By Oliver Smith on Wednesday 13 January 2021
Three cheers for the OBIE.
It’s three years to the day since PSD2 unlocked the world of Open Banking for UK businesses and consumers, and the latest figures show a staggering 2.5m people have used the technology.
The Open Banking Implementation Entity (OBIE) today posted a wealth of updates to mark the anniversary, including new data showing how open banking’s API call volume has risen from 66.8m in 2018 to over 5bn calls in 2020.
Open Banking payments have been a particular source of growth, with 3.4m made in 2020 versus just 320,000 in 2018.
“Open banking used to be the best-kept secret in financial services,” said Imran Gulamhuseinwala, implementation trustee of the OBIE.
“We have worked hard to develop the open banking infrastructure and functionality over the past three years and our significant progress is reflected, not only in the millions of active users of open banking technology each month, but in the sustained momentum of growth we are seeing.”

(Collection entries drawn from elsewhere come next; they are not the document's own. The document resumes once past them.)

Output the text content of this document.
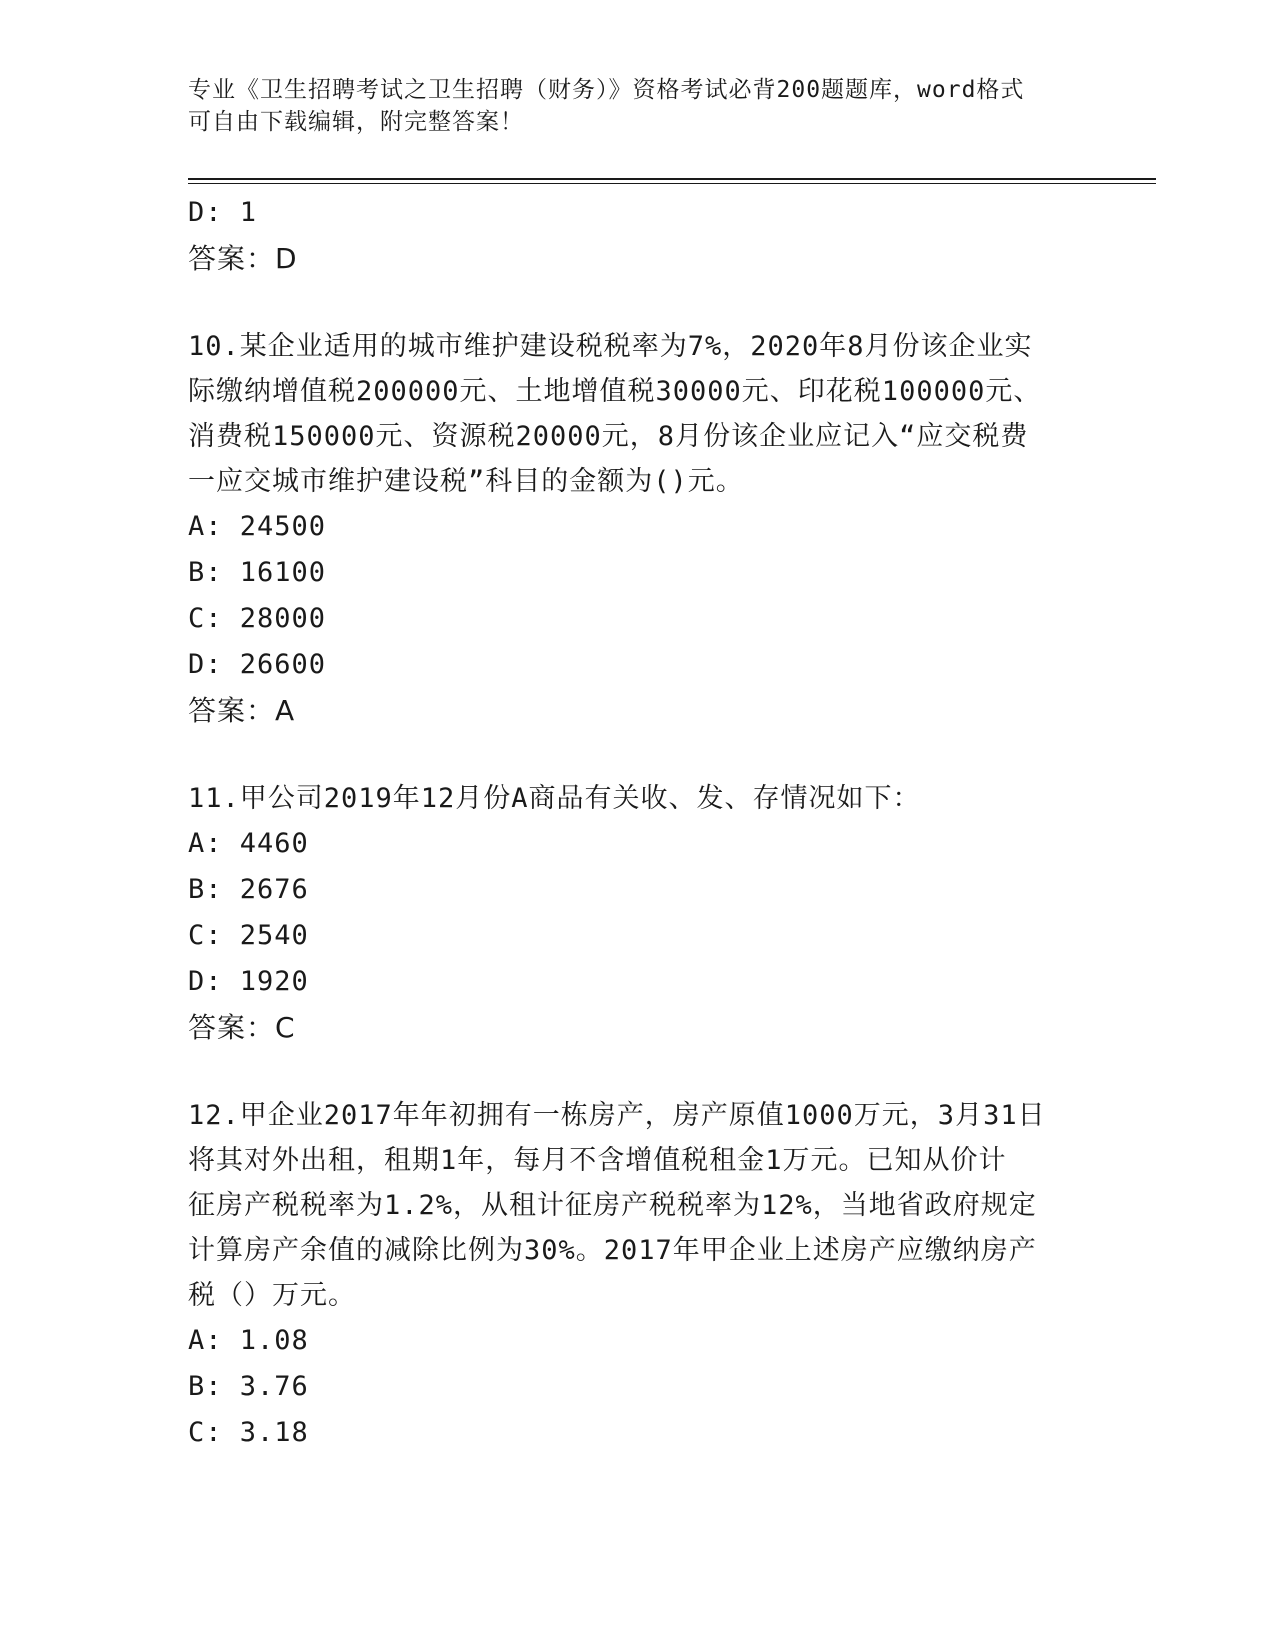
专业《卫生招聘考试之卫生招聘（财务）》资格考试必背200题题库，word格式
可自由下载编辑，附完整答案！
D: 1
答案：D
10.某企业适用的城市维护建设税税率为7%，2020年8月份该企业实
际缴纳增值税200000元、土地增值税30000元、印花税100000元、
消费税150000元、资源税20000元，8月份该企业应记入“应交税费
一应交城市维护建设税”科目的金额为()元。
A: 24500
B: 16100
C: 28000
D: 26600
答案：A
11.甲公司2019年12月份A商品有关收、发、存情况如下：
A: 4460
B: 2676
C: 2540
D: 1920
答案：C
12.甲企业2017年年初拥有一栋房产，房产原值1000万元，3月31日
将其对外出租，租期1年，每月不含增值税租金1万元。已知从价计
征房产税税率为1.2%，从租计征房产税税率为12%，当地省政府规定
计算房产余值的减除比例为30%。2017年甲企业上述房产应缴纳房产
税（）万元。
A: 1.08
B: 3.76
C: 3.18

The OBIE also report that some 300 fintechs and financial data providers have joined the ecosystem, with 1m new UK consumers and businesses turning to use the technology every six months.
Today’s data from the OBIE is the strongest indicator yet of Open Banking’s massive value to the UK’s financial sector.
The old question of “what will people use it for?” has long been put to bed, today millions are using Open Banking, even if they don’t realise it.
Payments and lending are increasingly harnessing API connections to streamline their processes; even I am surprised by the speed at which we’ve reached 3.4m Open Banking payments—expect this to rise precipitously in 2021.
Over the coming years, the key indicator to watch won’t so much be the adoption of Open Banking, but rather the decline in traditional card-based online payments and how many manual data uploads we’re asked for when applying for credit.
I, for one, look forward to forgetting my 16-digit card number for the last time.